In the second air supply mode, the internal pressure of the air supply tank 3 is equal to or lower than the internal pressure of the condenser 7.

Through the above-mentioned mutual cooperation of second compressor 2 and governing valve 61, the problem that frequently opens and stops does not exist in second compressor 2, can realize the gas bearing continuous stable air feed, guarantees the reliable steady operation of unit.

In the description of the present invention, it should be understood that the terms "first", "second", "third", etc. are used to define the components, and are used only for the convenience of distinguishing the components, and if not otherwise stated, the terms have no special meaning, and thus, should not be construed as limiting the scope of the present invention.

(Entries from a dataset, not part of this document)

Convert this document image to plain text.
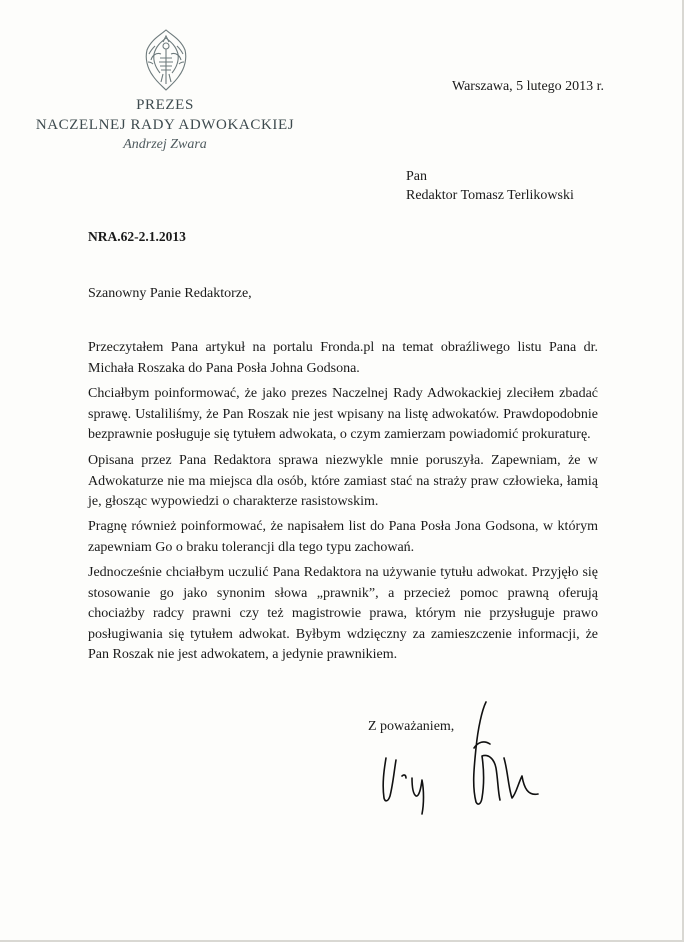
PREZES
NACZELNEJ RADY ADWOKACKIEJ
Andrzej Zwara
Warszawa, 5 lutego 2013 r.
Pan
Redaktor Tomasz Terlikowski
NRA.62-2.1.2013
Szanowny Panie Redaktorze,
Przeczytałem Pana artykuł na portalu Fronda.pl na temat obraźliwego listu Pana dr. Michała Roszaka do Pana Posła Johna Godsona.
Chciałbym poinformować, że jako prezes Naczelnej Rady Adwokackiej zleciłem zbadać sprawę. Ustaliliśmy, że Pan Roszak nie jest wpisany na listę adwokatów. Prawdopodobnie bezprawnie posługuje się tytułem adwokata, o czym zamierzam powiadomić prokuraturę.
Opisana przez Pana Redaktora sprawa niezwykle mnie poruszyła. Zapewniam, że w Adwokaturze nie ma miejsca dla osób, które zamiast stać na straży praw człowieka, łamią je, głosząc wypowiedzi o charakterze rasistowskim.
Pragnę również poinformować, że napisałem list do Pana Posła Jona Godsona, w którym zapewniam Go o braku tolerancji dla tego typu zachowań.
Jednocześnie chciałbym uczulić Pana Redaktora na używanie tytułu adwokat. Przyjęło się stosowanie go jako synonim słowa „prawnik”, a przecież pomoc prawną oferują chociażby radcy prawni czy też magistrowie prawa, którym nie przysługuje prawo posługiwania się tytułem adwokat. Byłbym wdzięczny za zamieszczenie informacji, że Pan Roszak nie jest adwokatem, a jedynie prawnikiem.
Z poważaniem,
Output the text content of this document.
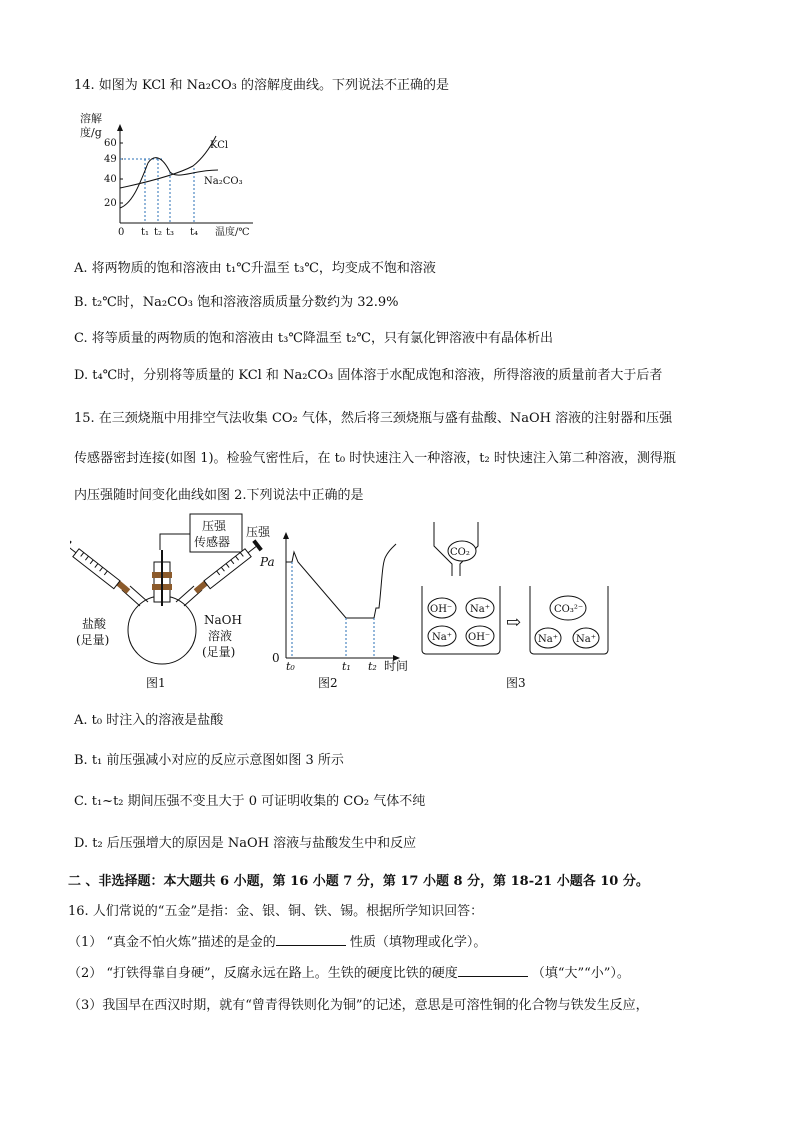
14. 如图为 KCl 和 Na₂CO₃ 的溶解度曲线。下列说法不正确的是
溶解
度/g
60
49
40
20
KCl
Na₂CO₃
0 t₁ t₂ t₃ t₄ 温度/℃
A. 将两物质的饱和溶液由 t₁℃升温至 t₃℃，均变成不饱和溶液
B. t₂℃时，Na₂CO₃ 饱和溶液溶质质量分数约为 32.9%
C. 将等质量的两物质的饱和溶液由 t₃℃降温至 t₂℃，只有氯化钾溶液中有晶体析出
D. t₄℃时，分别将等质量的 KCl 和 Na₂CO₃ 固体溶于水配成饱和溶液，所得溶液的质量前者大于后者
15. 在三颈烧瓶中用排空气法收集 CO₂ 气体，然后将三颈烧瓶与盛有盐酸、NaOH 溶液的注射器和压强
传感器密封连接(如图 1)。检验气密性后，在 t₀ 时快速注入一种溶液，t₂ 时快速注入第二种溶液，测得瓶
内压强随时间变化曲线如图 2.下列说法中正确的是
压强
传感器
盐酸
(足量)
NaOH
溶液
(足量)
图1
压强
Pa
0
t₀	t₁ t₂ 时间
图2
CO₂
OH⁻ Na⁺
Na⁺ OH⁻
⇨
CO₃²⁻
Na⁺ Na⁺
图3
A. t₀ 时注入的溶液是盐酸
B. t₁ 前压强减小对应的反应示意图如图 3 所示
C. t₁~t₂ 期间压强不变且大于 0 可证明收集的 CO₂ 气体不纯
D. t₂ 后压强增大的原因是 NaOH 溶液与盐酸发生中和反应
二 、非选择题：本大题共 6 小题，第 16 小题 7 分，第 17 小题 8 分，第 18-21 小题各 10 分。
16. 人们常说的“五金”是指：金、银、铜、铁、锡。根据所学知识回答：
（1） “真金不怕火炼”描述的是金的	性质（填物理或化学）。
（2） “打铁得靠自身硬”，反腐永远在路上。生铁的硬度比铁的硬度	（填“大”“小”）。
（3）我国早在西汉时期，就有“曾青得铁则化为铜”的记述，意思是可溶性铜的化合物与铁发生反应，
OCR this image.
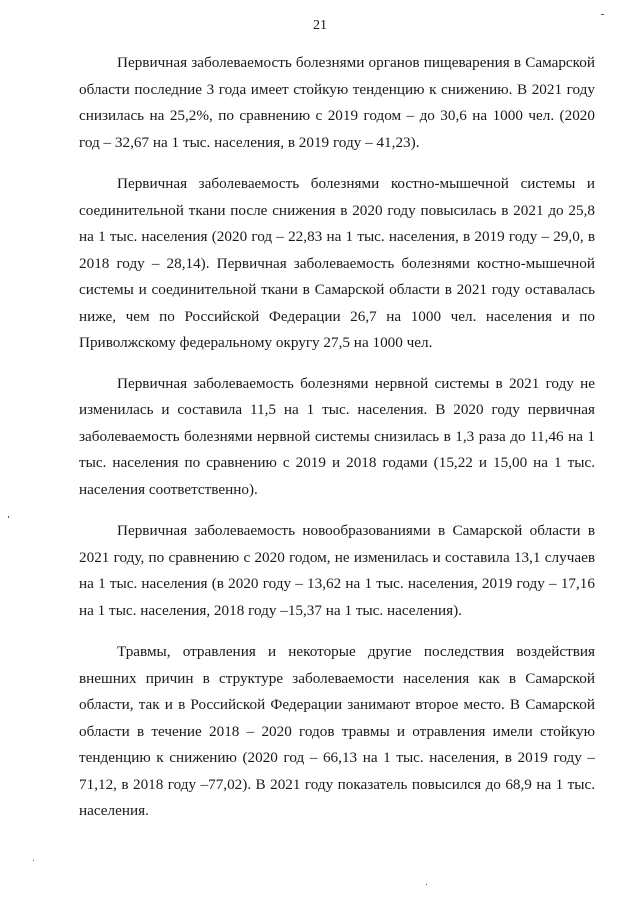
21

Первичная заболеваемость болезнями органов пищеварения в Самарской области последние 3 года имеет стойкую тенденцию к снижению. В 2021 году снизилась на 25,2%, по сравнению с 2019 годом – до 30,6 на 1000 чел. (2020 год – 32,67 на 1 тыс. населения, в 2019 году – 41,23).

Первичная заболеваемость болезнями костно-мышечной системы и соединительной ткани после снижения в 2020 году повысилась в 2021 до 25,8 на 1 тыс. населения (2020 год – 22,83 на 1 тыс. населения, в 2019 году – 29,0, в 2018 году – 28,14). Первичная заболеваемость болезнями костно-мышечной системы и соединительной ткани в Самарской области в 2021 году оставалась ниже, чем по Российской Федерации 26,7 на 1000 чел. населения и по Приволжскому федеральному округу 27,5 на 1000 чел.

Первичная заболеваемость болезнями нервной системы в 2021 году не изменилась и составила 11,5 на 1 тыс. населения. В 2020 году первичная заболеваемость болезнями нервной системы снизилась в 1,3 раза до 11,46 на 1 тыс. населения по сравнению с 2019 и 2018 годами (15,22 и 15,00 на 1 тыс. населения соответственно).

Первичная заболеваемость новообразованиями в Самарской области в 2021 году, по сравнению с 2020 годом, не изменилась и составила 13,1 случаев на 1 тыс. населения (в 2020 году – 13,62 на 1 тыс. населения, 2019 году – 17,16 на 1 тыс. населения, 2018 году –15,37 на 1 тыс. населения).

Травмы, отравления и некоторые другие последствия воздействия внешних причин в структуре заболеваемости населения как в Самарской области, так и в Российской Федерации занимают второе место. В Самарской области в течение 2018 – 2020 годов травмы и отравления имели стойкую тенденцию к снижению (2020 год – 66,13 на 1 тыс. населения, в 2019 году – 71,12, в 2018 году –77,02). В 2021 году показатель повысился до 68,9 на 1 тыс. населения.
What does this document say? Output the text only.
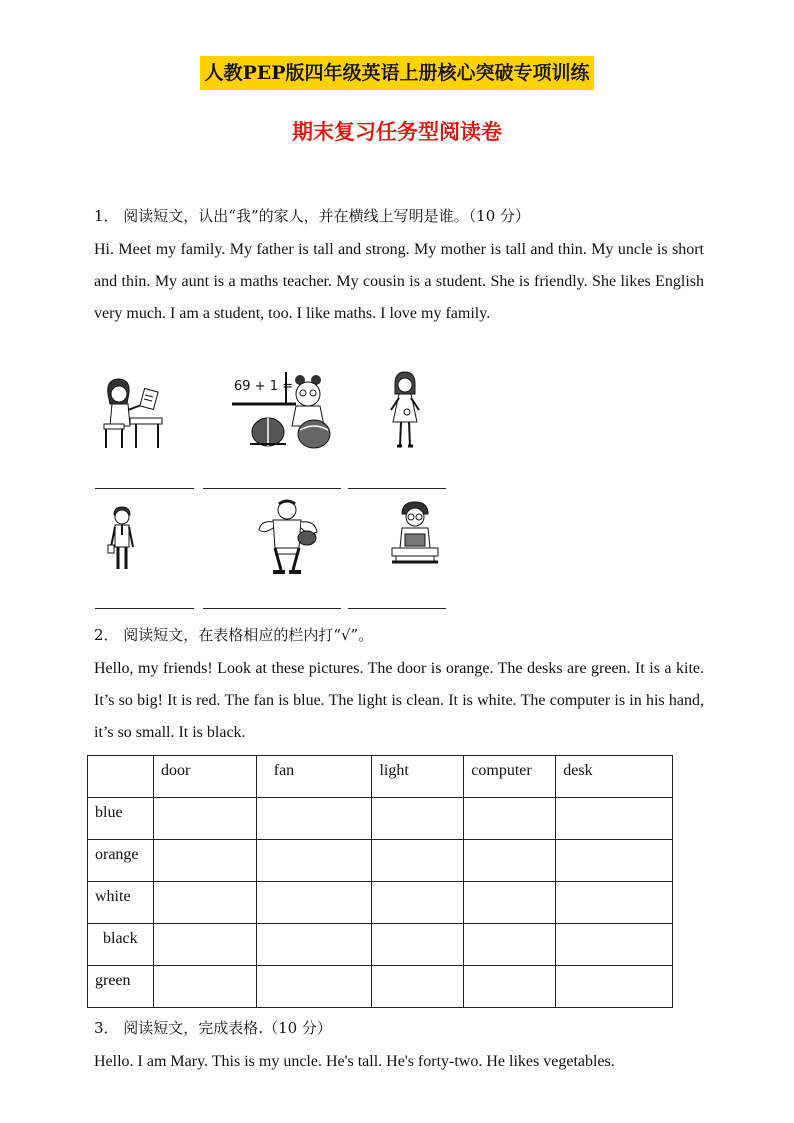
人教PEP版四年级英语上册核心突破专项训练
期末复习任务型阅读卷
1． 阅读短文，认出“我”的家人，并在横线上写明是谁。（10 分）
Hi. Meet my family. My father is tall and strong. My mother is tall and thin. My uncle is short and thin. My aunt is a maths teacher. My cousin is a student. She is friendly. She likes English very much. I am a student, too. I like maths. I love my family.
69 + 1 =
2． 阅读短文，在表格相应的栏内打“√”。
Hello, my friends! Look at these pictures. The door is orange. The desks are green. It is a kite. It’s so big! It is red. The fan is blue. The light is clean. It is white. The computer is in his hand, it’s so small. It is black.
	door	fan	light	computer	desk
blue					
orange					
white					
black					
green					
3． 阅读短文，完成表格.（10 分）
Hello. I am Mary. This is my uncle. He's tall. He's forty-two. He likes vegetables.
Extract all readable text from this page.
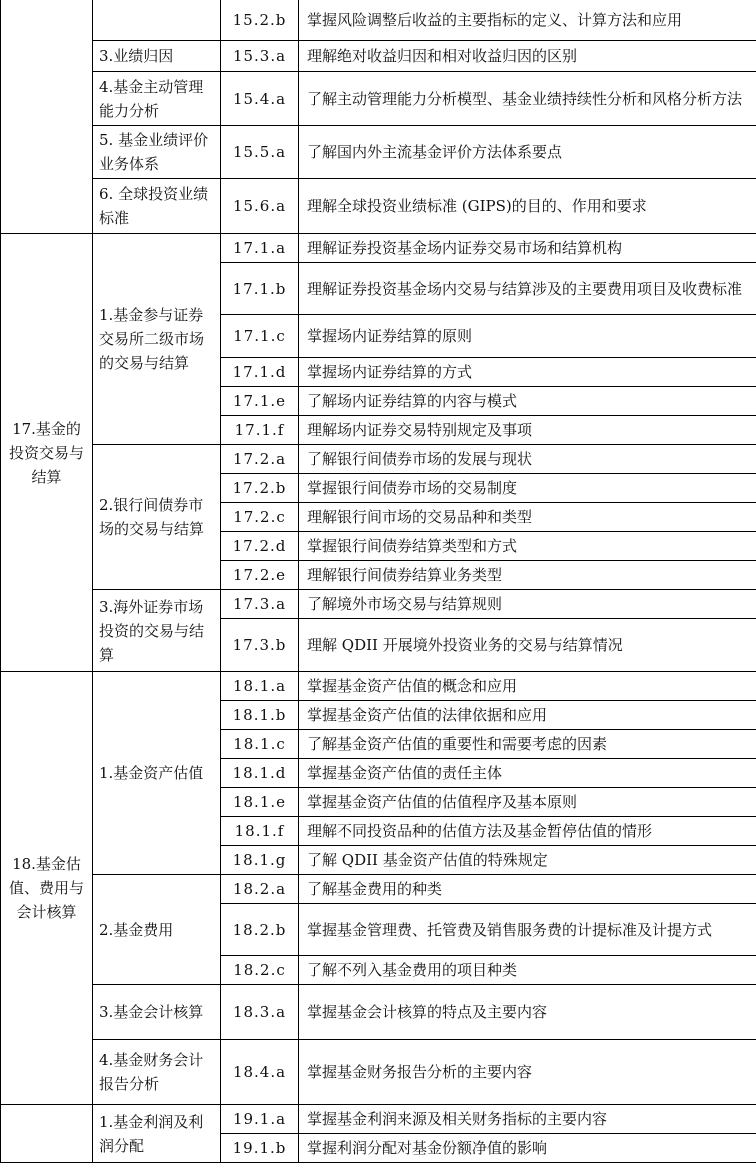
		15.2.b	掌握风险调整后收益的主要指标的定义、计算方法和应用
	3.业绩归因	15.3.a	理解绝对收益归因和相对收益归因的区别
	4.基金主动管理能力分析	15.4.a	了解主动管理能力分析模型、基金业绩持续性分析和风格分析方法
	5. 基金业绩评价业务体系	15.5.a	了解国内外主流基金评价方法体系要点
	6. 全球投资业绩标准	15.6.a	理解全球投资业绩标准 (GIPS)的目的、作用和要求
17.基金的投资交易与结算	1.基金参与证券交易所二级市场的交易与结算	17.1.a	理解证券投资基金场内证券交易市场和结算机构
		17.1.b	理解证券投资基金场内交易与结算涉及的主要费用项目及收费标准
		17.1.c	掌握场内证券结算的原则
		17.1.d	掌握场内证券结算的方式
		17.1.e	了解场内证券结算的内容与模式
		17.1.f	理解场内证券交易特别规定及事项
	2.银行间债券市场的交易与结算	17.2.a	了解银行间债券市场的发展与现状
		17.2.b	掌握银行间债券市场的交易制度
		17.2.c	理解银行间市场的交易品种和类型
		17.2.d	掌握银行间债券结算类型和方式
		17.2.e	理解银行间债券结算业务类型
	3.海外证券市场投资的交易与结算	17.3.a	了解境外市场交易与结算规则
		17.3.b	理解 QDII 开展境外投资业务的交易与结算情况
18.基金估值、费用与会计核算	1.基金资产估值	18.1.a	掌握基金资产估值的概念和应用
		18.1.b	掌握基金资产估值的法律依据和应用
		18.1.c	了解基金资产估值的重要性和需要考虑的因素
		18.1.d	掌握基金资产估值的责任主体
		18.1.e	掌握基金资产估值的估值程序及基本原则
		18.1.f	理解不同投资品种的估值方法及基金暂停估值的情形
		18.1.g	了解 QDII 基金资产估值的特殊规定
	2.基金费用	18.2.a	了解基金费用的种类
		18.2.b	掌握基金管理费、托管费及销售服务费的计提标准及计提方式
		18.2.c	了解不列入基金费用的项目种类
	3.基金会计核算	18.3.a	掌握基金会计核算的特点及主要内容
	4.基金财务会计报告分析	18.4.a	掌握基金财务报告分析的主要内容
	1.基金利润及利润分配	19.1.a	掌握基金利润来源及相关财务指标的主要内容
		19.1.b	掌握利润分配对基金份额净值的影响
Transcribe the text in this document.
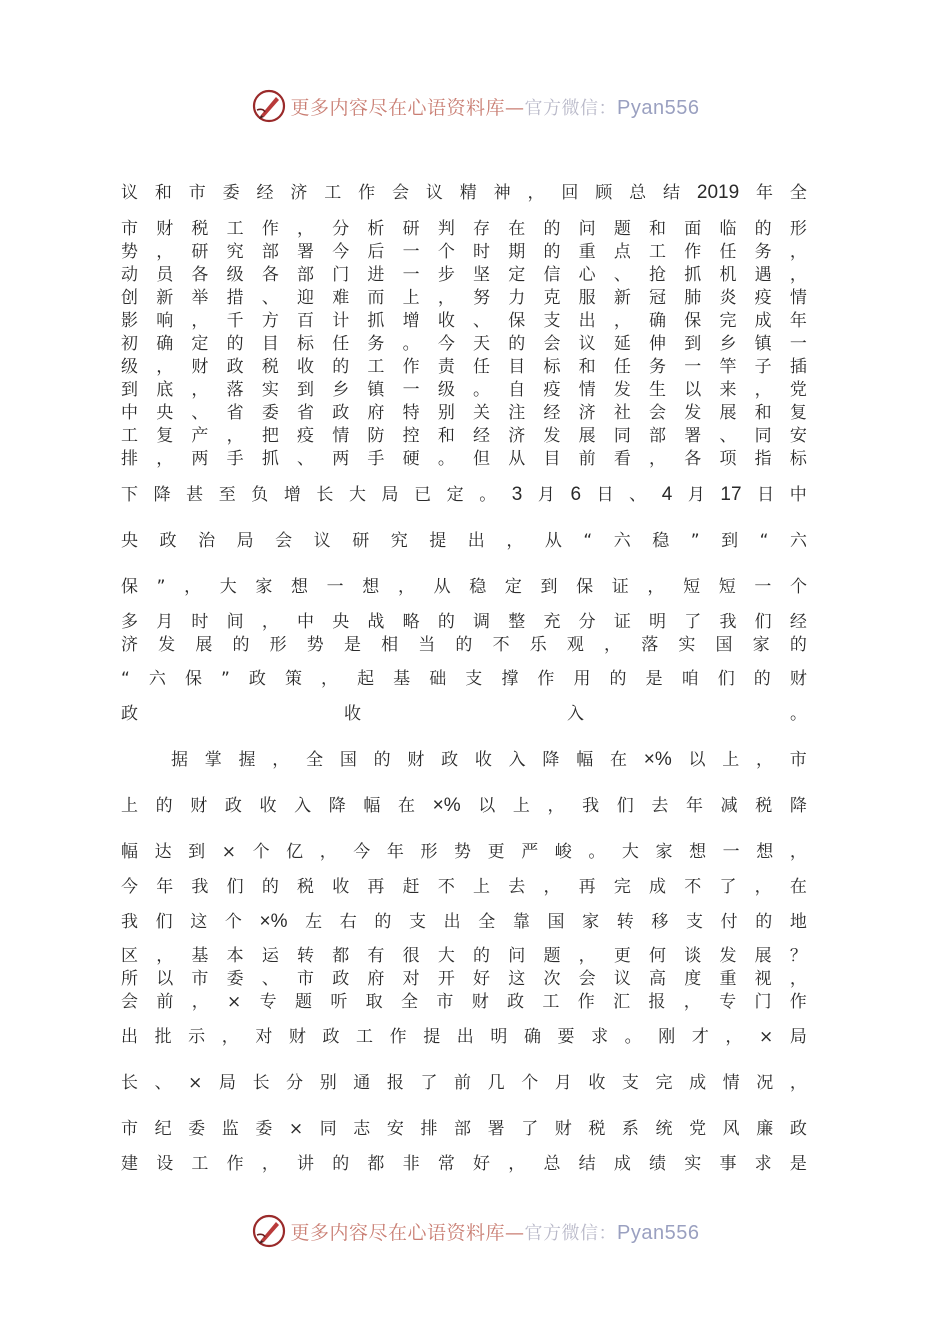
更多内容尽在心语资料库—官方微信：Pyan556
议 和 市 委 经 济 工 作 会 议 精 神 ， 回 顾 总 结 2019 年 全
市 财 税 工 作 ， 分 析 研 判 存 在 的 问 题 和 面 临 的 形
势 ， 研 究 部 署 今 后 一 个 时 期 的 重 点 工 作 任 务 ，
动 员 各 级 各 部 门 进 一 步 坚 定 信 心 、 抢 抓 机 遇 ，
创 新 举 措 、 迎 难 而 上 ， 努 力 克 服 新 冠 肺 炎 疫 情
影 响 ， 千 方 百 计 抓 增 收 、 保 支 出 ， 确 保 完 成 年
初 确 定 的 目 标 任 务 。 今 天 的 会 议 延 伸 到 乡 镇 一
级 ， 财 政 税 收 的 工 作 责 任 目 标 和 任 务 一 竿 子 插
到 底 ， 落 实 到 乡 镇 一 级 。 自 疫 情 发 生 以 来 ， 党
中 央 、 省 委 省 政 府 特 别 关 注 经 济 社 会 发 展 和 复
工 复 产 ， 把 疫 情 防 控 和 经 济 发 展 同 部 署 、 同 安
排 ， 两 手 抓 、 两 手 硬 。 但 从 目 前 看 ， 各 项 指 标
下 降 甚 至 负 增 长 大 局 已 定 。 3 月 6 日 、 4 月 17 日 中
央 政 治 局 会 议 研 究 提 出 ， 从 “ 六 稳 ” 到 “ 六
保 ” ， 大 家 想 一 想 ， 从 稳 定 到 保 证 ， 短 短 一 个
多 月 时 间 ， 中 央 战 略 的 调 整 充 分 证 明 了 我 们 经
济 发 展 的 形 势 是 相 当 的 不 乐 观 ， 落 实 国 家 的
“ 六 保 ” 政 策 ， 起 基 础 支 撑 作 用 的 是 咱 们 的 财
政	收	入	。
据 掌 握 ， 全 国 的 财 政 收 入 降 幅 在 ×% 以 上 ， 市
上 的 财 政 收 入 降 幅 在 ×% 以 上 ， 我 们 去 年 减 税 降
幅 达 到 × 个 亿 ， 今 年 形 势 更 严 峻 。 大 家 想 一 想 ，
今 年 我 们 的 税 收 再 赶 不 上 去 ， 再 完 成 不 了 ， 在
我 们 这 个 ×% 左 右 的 支 出 全 靠 国 家 转 移 支 付 的 地
区 ， 基 本 运 转 都 有 很 大 的 问 题 ， 更 何 谈 发 展 ？
所 以 市 委 、 市 政 府 对 开 好 这 次 会 议 高 度 重 视 ，
会 前 ， × 专 题 听 取 全 市 财 政 工 作 汇 报 ， 专 门 作
出 批 示 ， 对 财 政 工 作 提 出 明 确 要 求 。 刚 才 ， × 局
长 、 × 局 长 分 别 通 报 了 前 几 个 月 收 支 完 成 情 况 ，
市 纪 委 监 委 × 同 志 安 排 部 署 了 财 税 系 统 党 风 廉 政
建 设 工 作 ， 讲 的 都 非 常 好 ， 总 结 成 绩 实 事 求 是
更多内容尽在心语资料库—官方微信：Pyan556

Furthermore, the technical features of one embodiment may be combined with one or more other embodiments advantageously without explicit negatives.

Finally, it should be noted that the above examples are only used to illustrate the technical solutions of the present invention and not to limit the same; although the present invention has been described in detail with reference to preferred embodiments, those skilled in the art will understand that: modifications to the specific embodiments of the invention or equivalent substitutions for parts of the technical features may be made; without departing from the spirit of the present invention, it is intended to cover all aspects of the invention as defined by the appended claims.